Christmas Plate

This morning I noticed a Christmas plate still sitting on the kitchen counter. On the plate are three Spritz cookies, a light dusting of sugar, a few red and green sprinkles, a bite of a molasses cookie snowman, and three candy canes still in their plastic sleeve wrapping. It is a sad sight.
I baked for days this year: Spritz cookies using my old cookie press, my ex-mother-in-law’s rolled molasses cookies for the kids, brownies, muffins, Oreo balls, white chocolate covered pretzels and Chex mix we call Puppy Chow. I ate more than I should, of course, and I refuse to get on the scale. I’m simply going to eat salads and fat free, sugar free pudding for a week and exercise daily. Then I will look at the number below my feet.
I glance at it again. Why did we leave small tidbits of sweets on the tray? Why didn’t someone eat the last three cookies? Why didn’t we throw them out? Is it symbolic? Is it our attempt to hang on to the season and what it represents? The hopes, excitement, and anticipation over the past month of everything we thought might come to pass? If the plate is empty, is it over? The plate will be washed and dried and tucked away.

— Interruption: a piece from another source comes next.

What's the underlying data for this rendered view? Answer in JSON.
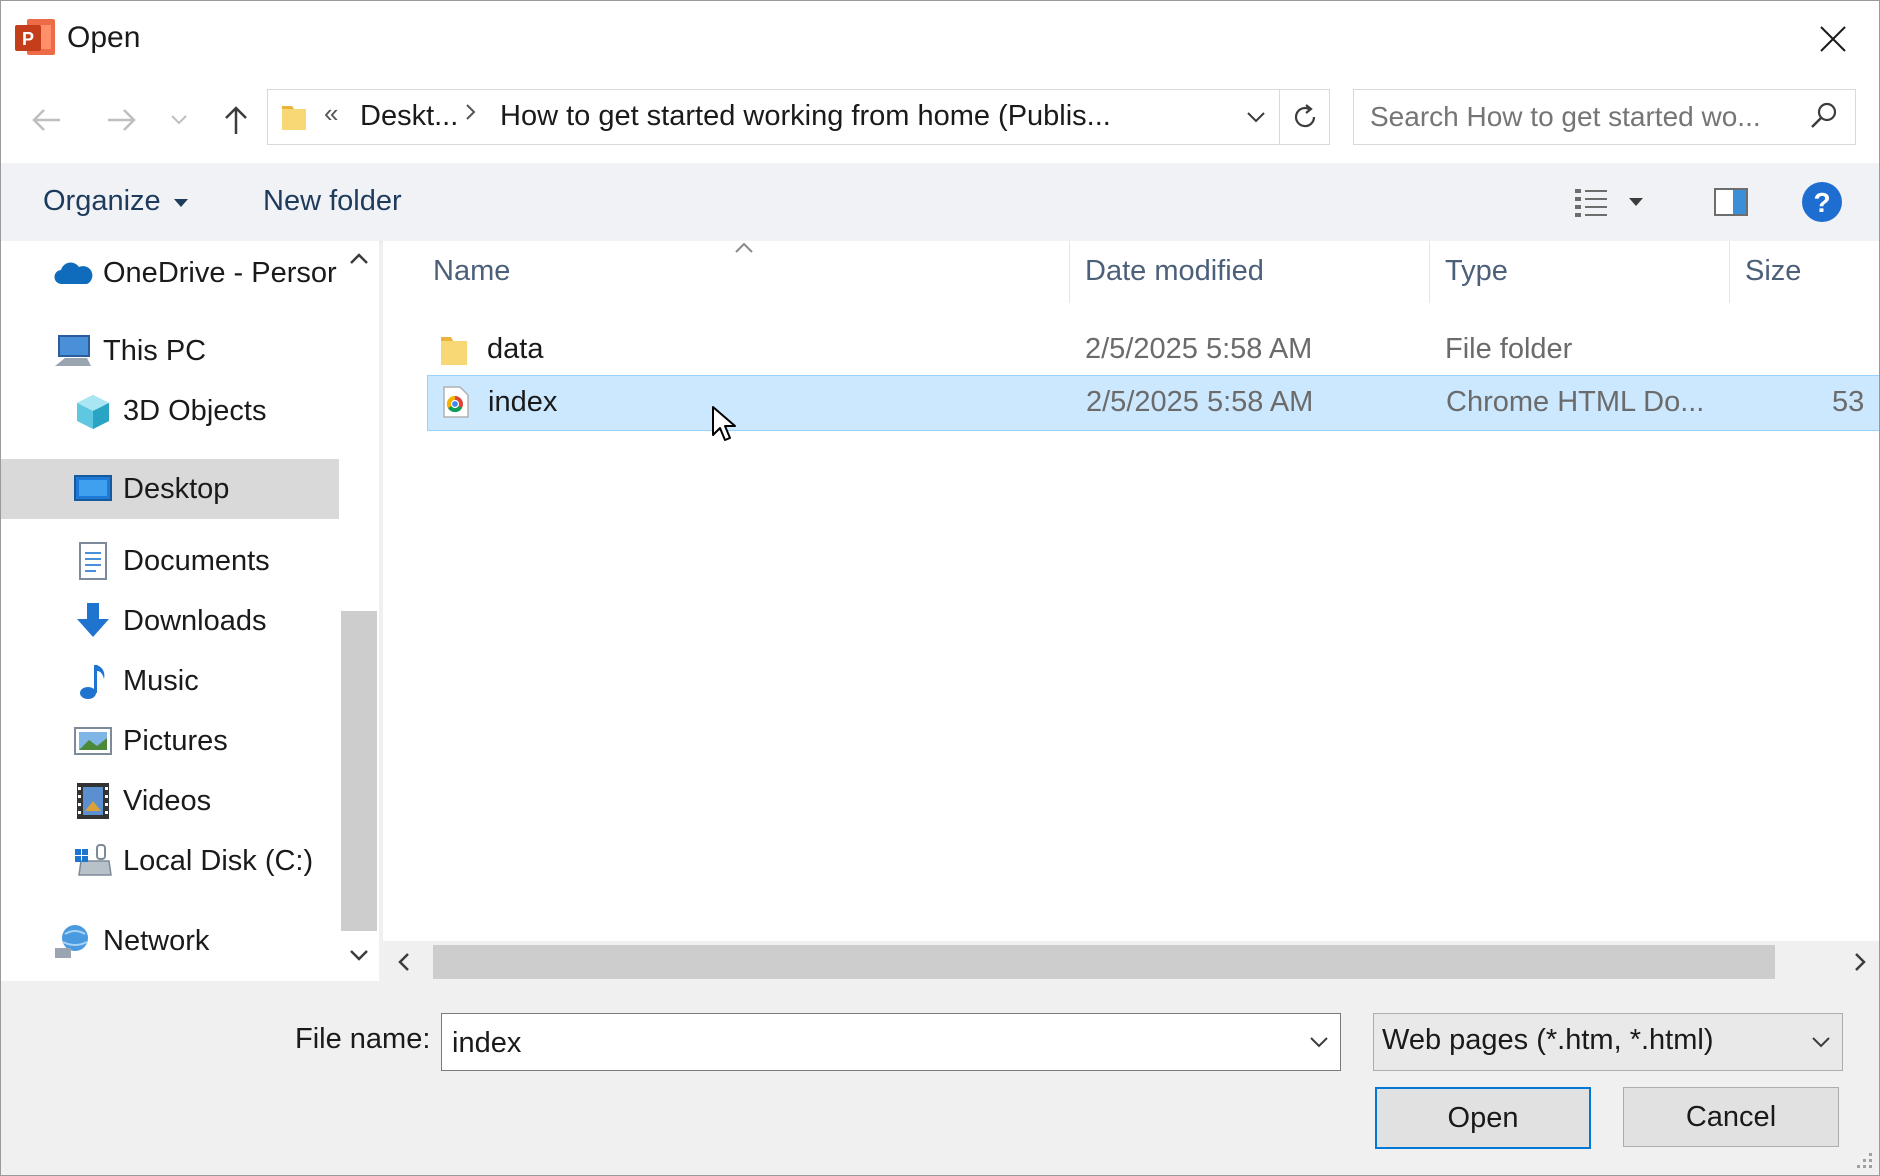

It will not be used again until December of next year when we bake again, plan again, celebrate again.
I tuck the sad looking morsels into a small bit of plastic wrap; I can’t seem to throw them in the garbage or the disposal, but I can’t seem to eat them either. So they will sit on the counter getting drier and harder each day. They will sit, along with a partial roll of wrapping paper leaned against the wall, some left over bows that the cat plays with periodically, a decoration I forgot to box and a half ounce of champagne in the refrigerator. Christmas is over for this year. And as badly as we don’t want it to end, we’re so very ready.